Subía lentamente, algo encorvado por el peso de la cruz, pero contento, muy contento.

El encuentro con aquel forastero que le había confiado el secreto del Anciano de la Montaña, le tenía muy feliz. Siempre se había quejado amargamente de la vida que le había tocado en suerte, del excesivo dolor que acompañaba los sucesos de su vida. Muchas veces, distintas personas le dijeron que sus penas no eran diferentes ni mayores que las de otros más duramente tratados por la vida, y que a nadie le pasaban más cosas que las que necesitaban para ser feliz, ni eran estas de una dimensión mayor al peso que cada cual podía soportar. Sin embargo, estaba convencido de que un sino fatal acompañaba su existencia.

Por eso él quería cambiar su cruz.

Tan absorto se encontraba en sus pensamientos acerca de lo que haría luego de bajar de la montaña que, olvidando por completo la carga que soportaba sobre sus hombros, ascendía con gran entusiasmo, procurando descubrir el lugar donde el Anciano aguardaba, desde siempre, a quienes habían recibido una cruz equivocada.

Detrás de él, el madero vertical rezongaba sordamente al desgastarse sus esquinas por el continuo roce con el suelo pedregoso. En algún momento que no pudo precisar, notó que la naturaleza había silenciado su ritmo: los sonidos que instantes atrás llenaban el espacio de sensaciones conocidas, se había ausentado. Con algo de temor, detuvo su andar y, mirando sorprendido en derredor, descubrió una frágil figura de misteriosos aspecto, que lo miraba fijamente con sus añosos ojos oscuros.

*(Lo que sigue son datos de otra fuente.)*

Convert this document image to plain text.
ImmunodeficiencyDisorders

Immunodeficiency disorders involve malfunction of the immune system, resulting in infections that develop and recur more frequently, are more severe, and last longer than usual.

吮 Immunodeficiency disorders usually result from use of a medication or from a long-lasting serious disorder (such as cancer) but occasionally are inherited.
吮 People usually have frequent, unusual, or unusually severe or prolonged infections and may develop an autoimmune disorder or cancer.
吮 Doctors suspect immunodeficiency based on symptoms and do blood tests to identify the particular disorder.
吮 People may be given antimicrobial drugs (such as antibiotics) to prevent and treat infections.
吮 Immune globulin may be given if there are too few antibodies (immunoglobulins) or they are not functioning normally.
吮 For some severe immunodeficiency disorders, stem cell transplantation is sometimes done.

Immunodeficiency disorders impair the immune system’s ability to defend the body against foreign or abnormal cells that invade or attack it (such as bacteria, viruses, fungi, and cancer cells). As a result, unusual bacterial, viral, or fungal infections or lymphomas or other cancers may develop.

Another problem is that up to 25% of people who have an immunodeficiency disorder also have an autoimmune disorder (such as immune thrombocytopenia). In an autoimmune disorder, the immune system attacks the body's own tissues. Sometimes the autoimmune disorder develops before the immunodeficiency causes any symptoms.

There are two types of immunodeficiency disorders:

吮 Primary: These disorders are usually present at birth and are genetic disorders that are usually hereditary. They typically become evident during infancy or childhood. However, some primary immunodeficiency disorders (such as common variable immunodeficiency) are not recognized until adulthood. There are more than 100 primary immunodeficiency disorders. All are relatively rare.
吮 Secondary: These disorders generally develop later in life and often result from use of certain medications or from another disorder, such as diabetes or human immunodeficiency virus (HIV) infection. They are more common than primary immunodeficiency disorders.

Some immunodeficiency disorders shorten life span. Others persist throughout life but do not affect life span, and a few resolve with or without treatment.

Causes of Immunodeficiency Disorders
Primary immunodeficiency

– Eres tú el Anciano de la Montaña? preguntó.

El aludido no respondió, pero algo le dijo en su interior que efectivamente era él.

Pasada la primera impresión, pudo percatarse que más allá, diseminadas en un gran espacio, se encontraban las más preciosas cruces que jamás alguien viera. Las había grandes, pequeñas, de madera, de marfil, de metales, de colores diversos y de diferentes texturas. Era un espectáculo maravilloso que le impresionaba y que le costaba creer.